TL;DR: I am a consultant working for a government client. We are using submodules for some of our packages. It's quickly becoming frustrating. If you're used to thinking of your packages as being the thing you branch and commit, it's probably not that big of a deal to stick with three repos + submodules.
With that said, if things start to grow and evolve...
This seems a more personal preference question. I think it comes down to two primary things (as I am currently investigating doing this myself).
- Information architecture.
- Code promotion strategy.
- Private versus public modules.
The project I am putting under consideration started as a monolithic application (I really dislike this term) using Laravel. As it grew, I broke into down into services, which I then put into a folder within the overarching application:
- /app
- /app-internal-packages
Then the project reached a point where the Laravel application didn't really contain any custom code; so, I pulled all the services out into separate modules. Some public and some private.

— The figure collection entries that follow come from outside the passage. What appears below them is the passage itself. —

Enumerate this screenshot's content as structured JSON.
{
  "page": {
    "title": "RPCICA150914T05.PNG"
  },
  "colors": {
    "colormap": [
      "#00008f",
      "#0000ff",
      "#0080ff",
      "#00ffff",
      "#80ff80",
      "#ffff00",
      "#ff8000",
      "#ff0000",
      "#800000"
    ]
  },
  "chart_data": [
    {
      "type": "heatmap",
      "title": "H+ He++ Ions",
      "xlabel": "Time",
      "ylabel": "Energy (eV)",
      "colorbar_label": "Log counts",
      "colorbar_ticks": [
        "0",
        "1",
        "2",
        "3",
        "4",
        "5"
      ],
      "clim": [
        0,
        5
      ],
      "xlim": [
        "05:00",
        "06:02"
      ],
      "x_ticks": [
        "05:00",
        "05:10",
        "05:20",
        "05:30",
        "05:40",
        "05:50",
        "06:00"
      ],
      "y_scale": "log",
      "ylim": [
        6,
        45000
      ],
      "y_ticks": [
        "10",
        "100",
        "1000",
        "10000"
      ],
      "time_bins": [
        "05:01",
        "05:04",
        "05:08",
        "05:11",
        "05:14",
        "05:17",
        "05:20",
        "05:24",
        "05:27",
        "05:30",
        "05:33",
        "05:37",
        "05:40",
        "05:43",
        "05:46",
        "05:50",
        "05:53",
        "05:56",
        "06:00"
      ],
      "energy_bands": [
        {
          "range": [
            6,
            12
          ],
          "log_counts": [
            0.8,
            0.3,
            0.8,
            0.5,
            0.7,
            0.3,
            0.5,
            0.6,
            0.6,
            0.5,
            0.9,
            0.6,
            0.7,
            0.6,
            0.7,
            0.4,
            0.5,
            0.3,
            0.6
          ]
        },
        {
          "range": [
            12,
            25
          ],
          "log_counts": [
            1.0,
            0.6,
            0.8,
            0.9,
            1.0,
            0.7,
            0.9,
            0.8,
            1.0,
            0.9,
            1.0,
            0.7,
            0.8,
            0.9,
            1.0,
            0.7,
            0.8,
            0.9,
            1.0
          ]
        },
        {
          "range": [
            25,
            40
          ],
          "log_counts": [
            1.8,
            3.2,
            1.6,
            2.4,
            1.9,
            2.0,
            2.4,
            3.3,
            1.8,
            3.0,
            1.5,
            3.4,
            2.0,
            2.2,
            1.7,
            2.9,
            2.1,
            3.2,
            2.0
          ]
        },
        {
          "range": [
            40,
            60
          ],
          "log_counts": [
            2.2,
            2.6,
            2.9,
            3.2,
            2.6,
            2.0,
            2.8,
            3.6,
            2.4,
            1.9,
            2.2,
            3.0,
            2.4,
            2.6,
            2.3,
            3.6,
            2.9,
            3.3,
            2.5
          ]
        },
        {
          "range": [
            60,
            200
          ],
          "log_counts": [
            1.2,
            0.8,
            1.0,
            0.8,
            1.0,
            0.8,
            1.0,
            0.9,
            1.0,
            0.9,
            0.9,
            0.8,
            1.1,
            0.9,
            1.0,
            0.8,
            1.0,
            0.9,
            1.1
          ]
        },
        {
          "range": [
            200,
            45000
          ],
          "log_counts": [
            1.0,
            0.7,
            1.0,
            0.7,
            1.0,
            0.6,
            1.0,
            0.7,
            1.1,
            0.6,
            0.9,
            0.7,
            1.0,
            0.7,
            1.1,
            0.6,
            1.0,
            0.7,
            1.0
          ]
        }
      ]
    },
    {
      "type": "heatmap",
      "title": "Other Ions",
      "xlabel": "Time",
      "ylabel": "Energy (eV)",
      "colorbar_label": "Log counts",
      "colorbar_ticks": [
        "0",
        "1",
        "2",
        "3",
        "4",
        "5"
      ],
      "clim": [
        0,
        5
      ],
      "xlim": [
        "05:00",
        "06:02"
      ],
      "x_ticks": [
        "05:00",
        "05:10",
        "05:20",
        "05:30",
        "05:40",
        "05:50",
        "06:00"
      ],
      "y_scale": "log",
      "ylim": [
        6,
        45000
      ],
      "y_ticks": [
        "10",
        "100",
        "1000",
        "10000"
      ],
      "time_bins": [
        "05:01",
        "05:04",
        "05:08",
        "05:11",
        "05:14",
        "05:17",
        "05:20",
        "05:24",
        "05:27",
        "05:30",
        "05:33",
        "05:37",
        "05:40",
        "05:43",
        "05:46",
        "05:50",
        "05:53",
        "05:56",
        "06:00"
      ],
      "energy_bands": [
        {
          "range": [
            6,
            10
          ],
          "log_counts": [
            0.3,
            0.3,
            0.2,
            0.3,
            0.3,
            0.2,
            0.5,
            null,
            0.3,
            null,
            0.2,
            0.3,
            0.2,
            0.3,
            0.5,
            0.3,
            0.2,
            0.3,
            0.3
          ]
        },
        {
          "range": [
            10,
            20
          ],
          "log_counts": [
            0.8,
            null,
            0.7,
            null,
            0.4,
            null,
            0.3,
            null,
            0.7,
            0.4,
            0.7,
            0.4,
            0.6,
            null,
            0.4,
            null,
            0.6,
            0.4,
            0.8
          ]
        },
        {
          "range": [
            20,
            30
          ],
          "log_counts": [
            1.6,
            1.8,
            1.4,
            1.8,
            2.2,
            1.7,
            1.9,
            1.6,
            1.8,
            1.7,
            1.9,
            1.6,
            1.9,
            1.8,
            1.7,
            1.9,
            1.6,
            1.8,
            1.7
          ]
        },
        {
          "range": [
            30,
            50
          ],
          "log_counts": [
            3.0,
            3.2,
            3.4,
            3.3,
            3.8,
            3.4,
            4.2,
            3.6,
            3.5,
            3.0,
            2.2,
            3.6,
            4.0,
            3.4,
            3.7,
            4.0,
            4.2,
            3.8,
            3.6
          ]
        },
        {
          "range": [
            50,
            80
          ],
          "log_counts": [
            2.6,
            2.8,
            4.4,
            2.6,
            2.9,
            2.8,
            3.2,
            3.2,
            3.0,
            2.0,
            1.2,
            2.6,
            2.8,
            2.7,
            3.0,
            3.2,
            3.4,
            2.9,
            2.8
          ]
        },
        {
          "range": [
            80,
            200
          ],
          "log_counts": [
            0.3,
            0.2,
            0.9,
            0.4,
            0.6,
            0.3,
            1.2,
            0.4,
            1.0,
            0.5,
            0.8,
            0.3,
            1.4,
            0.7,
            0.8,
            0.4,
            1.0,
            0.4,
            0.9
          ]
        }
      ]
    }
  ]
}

This worked pretty well, except now I needed a way to quickly mimic packagist (or do something else interesting) when developing locally. Further, there's not a lot of sane documentation around using Composer (the package manager for PHP) with public and private repos...at least not sane in my mind. Ticket tracking terrors - each repo has its own set of tickets and my users aren't going to know which service to put the tickets in on GitHub...hopefully you get the idea. Separate repositories can and do work under certain circumstances. Here's what we have now - the notation is [PrR] = Private Repo and [PuR] = Public Repo (change "site" to "application" for your case):
Private repos:
- site one
- site two
- site three
- site four
- internal point system
- newsletter system
- trainer system
- conference system
Public repos:
- authentication package
- policy display system
- ui styles and interactions package
- payment system
- profile system
- super universal code
- ui package
- markup builder
- policy docs
- event registration
Regarding some of the public repos, they are only public because it was so annoying (or costly) to keep them private, that we decided to re-engineer them in such a way as to make them public.
The benefit, of course, is that now all four sites can share that code. But I'm starting to question the reality of that situation, because of our code promotion strategy. Essentially, if it gets used twice in the same scope, promote it to the highest level of that scope (if that makes sense). So, for example, the super universal code
started inside one of the sites. it got promoted to the highest level of that site (global, for lack of a better term), then someone wanted it in another site; so, we chucked it in there.
What we're considering moving to:
Private repo:
- sites
- site one
- site two
- site three
- site four
- internal point system
- newsletter system
- trainer system
- conference system
And possibly pulling some of the public repos back into being private. No need to worry about submodules or package management. Code promotion doesn't result in going to a different repo entirely. No build step necessary when doing local development. Launching the latest version of all the apps is a git pull
and possible public package update for all the sites. And, each domain name can just point to a sub-folder inside of one of the site directories.
In other words, there's a lot of benefit to going the monorepo route. There's alos a lot of benefit to going the route you are considering. And, even though there is a little more detail in the question, as a coach and a consultant, I don't think there's enough to give a canonical answer or advice.